Boozy milkshakes seem to be all the rage lately, though I’ve more often seen them with bourbon and other spirits. Still, there are plenty of wine milkshakes out there to be had. These mostly contain ice cream, which is made from milk and cream, so they sort of fit the bill for wine and milk. Even Red Robin had a red wine milkshake on their menu at one point.
Wine and Cream Sauces (Beurre Blanc)
Wine combined with cream can make a wonderful sauce, as with the iconic French sauce known as Beurre Blanc. This sauce contains white wine, white wine vinegar, and heavy cream, in addition to shallots and butter. It’s delicious drizzled on steamed vegetables or served with chicken, fish, or shrimp.
Wine and Cheese
Maybe this one is cheating, but cheeses are made from milk! Few people would argue the notion that wine and cheese are delicious together, and we’d argue that there’s a perfect wine for every cheese. The acidity of a nice dry white wine can cut through the fattiness of creamy, soft cheeses. Even sweet dessert wines can complement the right cheese course. (See our food and wine pairing guide for specific suggestions.)
Are there special health benefits from drinking milk with wine?
No. Despite what some corners of the internet might tell you, there is nothing magical about drinking milk in combination with wine. You’ll get all the same nutrients that you’d have from drinking milk on its own, such as calcium, vitamins, and minerals. Wine doesn’t do anything to enhance the properties of milk.
Will drinking milk before wine keep you from getting drunk?
No, it will not. This myth is probably an extension of the old wives’ tale that milk coats your stomach in some way, protecting it from the alcohol. (This often-cited “coating” phenomenon doesn’t really happen.) The milk will have no effect on how your body absorbs wine, since it’s also a liquid. Food, on the other hand, can slow the absorption of alcohol in your stomach. So, if you are trying to pace yourself for the evening, have some food rather than a glass of milk.
Will drinking milk prevent a hangover from wine?
Milk doesn’t have any inherent qualities that will prevent hangovers except that it is hydrating. If you have had too many glasses of wine, drinking a glass of water before bed will have much the same effect. Again, there is nothing unusual or magical about milk in this context.
Do milk and wine curdle in your stomach?
Milk and wine can curdle in a glass together, so it’s safe to say they also curdle in your stomach.

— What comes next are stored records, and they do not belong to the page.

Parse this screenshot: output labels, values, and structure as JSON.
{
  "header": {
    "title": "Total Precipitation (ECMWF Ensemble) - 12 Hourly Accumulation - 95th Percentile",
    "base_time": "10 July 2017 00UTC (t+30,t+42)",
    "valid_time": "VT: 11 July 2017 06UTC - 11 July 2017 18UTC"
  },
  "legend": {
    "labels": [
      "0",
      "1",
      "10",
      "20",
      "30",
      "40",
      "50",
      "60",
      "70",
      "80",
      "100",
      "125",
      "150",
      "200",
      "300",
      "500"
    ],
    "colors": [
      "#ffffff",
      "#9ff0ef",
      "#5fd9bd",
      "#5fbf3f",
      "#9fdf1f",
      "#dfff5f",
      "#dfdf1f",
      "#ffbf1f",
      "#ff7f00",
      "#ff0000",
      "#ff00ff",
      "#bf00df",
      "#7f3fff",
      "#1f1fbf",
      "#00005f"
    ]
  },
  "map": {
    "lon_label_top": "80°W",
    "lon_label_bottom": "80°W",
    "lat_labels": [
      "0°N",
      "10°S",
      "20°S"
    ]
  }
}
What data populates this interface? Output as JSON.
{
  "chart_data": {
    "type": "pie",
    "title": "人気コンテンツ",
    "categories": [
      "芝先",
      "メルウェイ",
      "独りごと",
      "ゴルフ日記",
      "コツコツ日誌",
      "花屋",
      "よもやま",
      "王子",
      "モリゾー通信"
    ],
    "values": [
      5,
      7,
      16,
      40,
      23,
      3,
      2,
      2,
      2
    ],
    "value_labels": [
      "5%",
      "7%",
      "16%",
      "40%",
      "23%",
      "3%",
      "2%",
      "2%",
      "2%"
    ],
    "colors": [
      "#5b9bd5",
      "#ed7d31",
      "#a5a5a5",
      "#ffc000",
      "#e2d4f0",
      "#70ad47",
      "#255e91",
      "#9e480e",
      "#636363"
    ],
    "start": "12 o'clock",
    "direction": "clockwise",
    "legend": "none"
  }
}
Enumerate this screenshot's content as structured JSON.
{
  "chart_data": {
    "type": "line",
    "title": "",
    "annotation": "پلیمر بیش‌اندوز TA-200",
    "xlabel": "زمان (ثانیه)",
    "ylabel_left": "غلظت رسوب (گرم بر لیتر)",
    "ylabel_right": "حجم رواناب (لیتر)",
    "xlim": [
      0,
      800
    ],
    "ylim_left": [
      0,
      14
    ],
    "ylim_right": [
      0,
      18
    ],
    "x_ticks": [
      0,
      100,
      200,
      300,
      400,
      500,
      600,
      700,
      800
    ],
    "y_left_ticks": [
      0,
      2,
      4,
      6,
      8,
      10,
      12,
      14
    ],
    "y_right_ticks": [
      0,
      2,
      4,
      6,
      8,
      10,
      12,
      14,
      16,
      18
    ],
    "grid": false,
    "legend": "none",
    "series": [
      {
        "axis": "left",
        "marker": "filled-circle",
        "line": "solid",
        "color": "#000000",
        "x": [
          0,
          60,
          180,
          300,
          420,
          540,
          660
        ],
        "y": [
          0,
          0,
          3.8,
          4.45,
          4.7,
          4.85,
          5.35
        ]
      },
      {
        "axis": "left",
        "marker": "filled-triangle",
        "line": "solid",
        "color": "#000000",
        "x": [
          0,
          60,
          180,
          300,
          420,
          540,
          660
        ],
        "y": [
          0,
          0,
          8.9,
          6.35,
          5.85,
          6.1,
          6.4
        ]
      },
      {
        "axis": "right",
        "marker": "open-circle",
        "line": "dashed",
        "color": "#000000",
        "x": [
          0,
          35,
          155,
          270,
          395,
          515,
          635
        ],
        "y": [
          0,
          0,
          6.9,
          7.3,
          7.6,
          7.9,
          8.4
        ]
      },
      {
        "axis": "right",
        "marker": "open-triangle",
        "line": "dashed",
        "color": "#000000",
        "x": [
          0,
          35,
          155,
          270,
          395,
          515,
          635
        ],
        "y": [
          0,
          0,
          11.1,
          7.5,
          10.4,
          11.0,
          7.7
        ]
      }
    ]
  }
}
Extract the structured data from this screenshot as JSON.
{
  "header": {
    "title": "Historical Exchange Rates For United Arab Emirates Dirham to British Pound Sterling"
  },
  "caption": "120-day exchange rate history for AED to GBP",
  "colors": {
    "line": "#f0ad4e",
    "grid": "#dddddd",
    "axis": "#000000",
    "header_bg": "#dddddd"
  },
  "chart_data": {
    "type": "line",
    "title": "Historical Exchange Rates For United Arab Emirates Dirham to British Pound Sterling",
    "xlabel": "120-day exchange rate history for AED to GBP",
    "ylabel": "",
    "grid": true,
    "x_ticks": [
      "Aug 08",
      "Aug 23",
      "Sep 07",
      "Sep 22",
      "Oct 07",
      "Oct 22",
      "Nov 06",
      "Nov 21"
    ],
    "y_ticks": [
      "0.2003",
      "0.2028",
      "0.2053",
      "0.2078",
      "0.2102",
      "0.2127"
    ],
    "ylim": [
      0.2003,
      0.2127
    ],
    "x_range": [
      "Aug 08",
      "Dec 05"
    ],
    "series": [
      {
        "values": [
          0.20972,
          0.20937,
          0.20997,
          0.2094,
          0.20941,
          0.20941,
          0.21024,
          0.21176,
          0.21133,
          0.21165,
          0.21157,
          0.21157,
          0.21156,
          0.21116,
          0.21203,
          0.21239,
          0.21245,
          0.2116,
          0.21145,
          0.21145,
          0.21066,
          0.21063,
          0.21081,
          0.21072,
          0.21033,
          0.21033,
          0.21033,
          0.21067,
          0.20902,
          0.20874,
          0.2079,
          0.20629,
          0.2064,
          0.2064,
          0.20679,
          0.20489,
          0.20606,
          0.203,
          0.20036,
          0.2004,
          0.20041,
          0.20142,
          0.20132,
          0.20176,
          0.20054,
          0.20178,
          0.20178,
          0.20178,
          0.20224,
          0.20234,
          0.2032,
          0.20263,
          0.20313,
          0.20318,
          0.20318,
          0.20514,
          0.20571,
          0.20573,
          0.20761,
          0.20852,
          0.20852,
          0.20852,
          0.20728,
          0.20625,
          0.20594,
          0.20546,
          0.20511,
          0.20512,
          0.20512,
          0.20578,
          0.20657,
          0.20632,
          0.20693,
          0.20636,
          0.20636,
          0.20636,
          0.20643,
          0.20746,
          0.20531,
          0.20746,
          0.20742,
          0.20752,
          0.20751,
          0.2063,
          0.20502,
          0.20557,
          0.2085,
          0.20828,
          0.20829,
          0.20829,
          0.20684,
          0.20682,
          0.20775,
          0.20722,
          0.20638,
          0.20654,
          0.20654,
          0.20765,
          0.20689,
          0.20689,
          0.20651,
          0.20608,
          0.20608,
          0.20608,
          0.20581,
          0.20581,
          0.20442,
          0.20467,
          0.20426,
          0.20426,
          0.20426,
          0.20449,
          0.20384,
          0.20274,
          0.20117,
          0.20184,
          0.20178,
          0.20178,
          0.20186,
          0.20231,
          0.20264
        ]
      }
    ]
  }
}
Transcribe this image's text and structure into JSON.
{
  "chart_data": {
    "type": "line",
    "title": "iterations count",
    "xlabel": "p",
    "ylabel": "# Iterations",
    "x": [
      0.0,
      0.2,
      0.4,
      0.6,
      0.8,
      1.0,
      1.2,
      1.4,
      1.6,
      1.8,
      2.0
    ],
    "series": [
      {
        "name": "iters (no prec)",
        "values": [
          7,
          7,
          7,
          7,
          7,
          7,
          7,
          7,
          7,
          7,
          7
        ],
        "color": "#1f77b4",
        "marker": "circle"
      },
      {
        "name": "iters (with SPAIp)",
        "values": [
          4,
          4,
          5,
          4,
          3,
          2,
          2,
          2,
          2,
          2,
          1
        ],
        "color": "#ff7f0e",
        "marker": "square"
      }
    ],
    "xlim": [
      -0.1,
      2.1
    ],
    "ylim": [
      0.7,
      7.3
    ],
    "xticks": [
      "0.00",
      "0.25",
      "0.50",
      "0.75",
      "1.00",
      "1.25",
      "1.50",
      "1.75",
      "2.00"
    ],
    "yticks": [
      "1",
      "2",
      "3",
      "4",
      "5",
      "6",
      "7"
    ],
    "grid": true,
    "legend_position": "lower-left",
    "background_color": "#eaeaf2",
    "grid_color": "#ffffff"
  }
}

The pH of your stomach is quite acidic, too, so technically no wine is required to make it happen. Milk alone, yogurt, and other dairy will do the same thing. This shouldn’t be a cause for alarm, however. It’s just part of how your body breaks down and digests food and is not at all dangerous.
Will drinking milk after wine make you sick?
You could argue that drinking anything after too much wine might make you sick. But, again, there’s nothing unusual about the combination of milk and wine that might cause this. They are simply two different beverages and under ordinary circumstances, if you can get past the variance in taste and texture between the two, you will not get sick from drinking both of them.
The Final Verdict on Wine and Milk
Should you consume wine and milk together? In our opinion, it depends on how you go about it. Syllabub sounds interesting and there is probably a time and a place for wine milkshakes. A good Beurre Blanc is absolutely heavenly and need we even mention wine and cheese? This is one of the most perfect culinary combinations we can think of and can bring out the best in both the wine and the milk products.
Most of the rest of what we encountered was either an urban legend, old wives’ tale, or straight-up pseudoscience. Combining the two beverages isn’t dangerous, nor is it protective to your stomach or magically healthy. So, enjoy your wine and enjoy your milk, separately or together, however it pleases you. We won’t judge you. (Well, unless you mix them directly. That is still not recommended.)